Le procureur demande 37 ans de prison pour l'homme accusé d'avoir violé sa femme et ses deux filles à Vitoria
Au cours de l'audience de mercredi, les victimes, l'accusé et les experts de l'affaire ont témoigné. Après les avoir entendus, le procureur a estimé que les faits étaient prouvés. La défense, quant à elle, a demandé l'acquittement, estimant que ce qui lui est reproché n'avait pas été prouvé.
Tribunal d'Alava.
Un homme de Vitoria-Gasteiz a été jugé ce mercredi à l'audience d'Araba pour viol de sa femme et de ses deux filles mineures, pour lesquels le parquet demande 37 ans de prison, tandis que la défense demande l'acquittement.
La relation de couple a commencé en 2005, puis ils ont eu deux filles.
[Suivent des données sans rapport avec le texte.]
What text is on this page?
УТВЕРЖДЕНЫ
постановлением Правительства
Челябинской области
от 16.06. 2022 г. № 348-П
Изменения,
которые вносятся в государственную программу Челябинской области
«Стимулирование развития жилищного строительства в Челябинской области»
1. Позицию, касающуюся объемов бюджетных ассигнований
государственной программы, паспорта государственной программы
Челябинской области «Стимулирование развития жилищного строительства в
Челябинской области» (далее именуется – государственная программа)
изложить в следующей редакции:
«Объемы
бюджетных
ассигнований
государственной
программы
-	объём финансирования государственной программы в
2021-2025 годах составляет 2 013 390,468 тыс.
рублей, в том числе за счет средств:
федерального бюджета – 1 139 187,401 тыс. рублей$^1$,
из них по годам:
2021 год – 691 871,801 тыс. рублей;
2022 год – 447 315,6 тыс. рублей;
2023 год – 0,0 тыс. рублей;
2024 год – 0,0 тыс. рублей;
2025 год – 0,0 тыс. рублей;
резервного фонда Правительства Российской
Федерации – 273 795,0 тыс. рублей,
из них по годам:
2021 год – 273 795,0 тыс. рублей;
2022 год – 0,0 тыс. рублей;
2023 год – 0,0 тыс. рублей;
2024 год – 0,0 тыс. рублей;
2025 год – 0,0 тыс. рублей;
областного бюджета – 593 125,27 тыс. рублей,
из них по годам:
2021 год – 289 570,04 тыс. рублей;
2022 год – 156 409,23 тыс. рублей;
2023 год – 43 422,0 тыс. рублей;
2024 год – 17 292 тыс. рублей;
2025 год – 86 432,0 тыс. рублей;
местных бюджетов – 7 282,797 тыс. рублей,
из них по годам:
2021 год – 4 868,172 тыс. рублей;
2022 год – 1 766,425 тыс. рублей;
Elles sont encore mineures.
Lors de la séance de mercredi, la femme et ses deux filles ont témoigné à huis clos. Le procureur a souligné que les témoignages avaient été « cohérents » et qu'elles avaient dit la même chose au moment de la plainte, devant le tribunal d'instruction, devant les travailleurs sociaux qui les ont assistées et dans leur déposition d'aujourd'hui.
D'autre part, les quatre experts qui ont témoigné - une assistante sociale, une psychologue et deux médecins légistes - ont expliqué que la situation de la famille était compatible avec la violence sexiste. Selon eux, le rôle de l'accusé était celui de la prise de décision et de la dégradation permanente de la mère.
Les experts ont défini la mère comme « une personne fragile qui nie ce qui lui fait du mal ». Les filles déclarent avoir « normalisé les abus » parce que « leur père leur disait que c'était cela d'avoir une bonne fille ». Selon les professionnels, les filles n'ont pas identifié les faits comme des agressions sexuelles avant l'adolescence.
L'accusé, cependant, nie tout ce qui lui est reproché. Il dit qu'il n'a jamais forcé sa mère à avoir des relations non consenties et qu'il n'a jamais agressé sexuellement ses filles.
La défensedemande l'acquittement. Elle estime qu'aucun des faits allégués n'a été établi. Elle fait valoir que la plainte contre l'homme est arrivée après la demande de divorce et rappelle que l'accusé n'a pas été placé en détention provisoire A "parce qu'il n'y avait pas de preuve de criminalité".
Le ministère publicestime cependant que l'homme a commis plusieurs infractions : dans le domaine de la violence sexiste, il demande un délit continu d'abus sur la femme et une peine de 10 ans d'emprisonnement ; deux délits d'abus sur des mineurs de 13 ans avec circonstances aggravantes de parenté ; et pour chacun d'eux, il demande 12 ans d'emprisonnement ; un délit de mauvais traitements et une peine de 3 ans.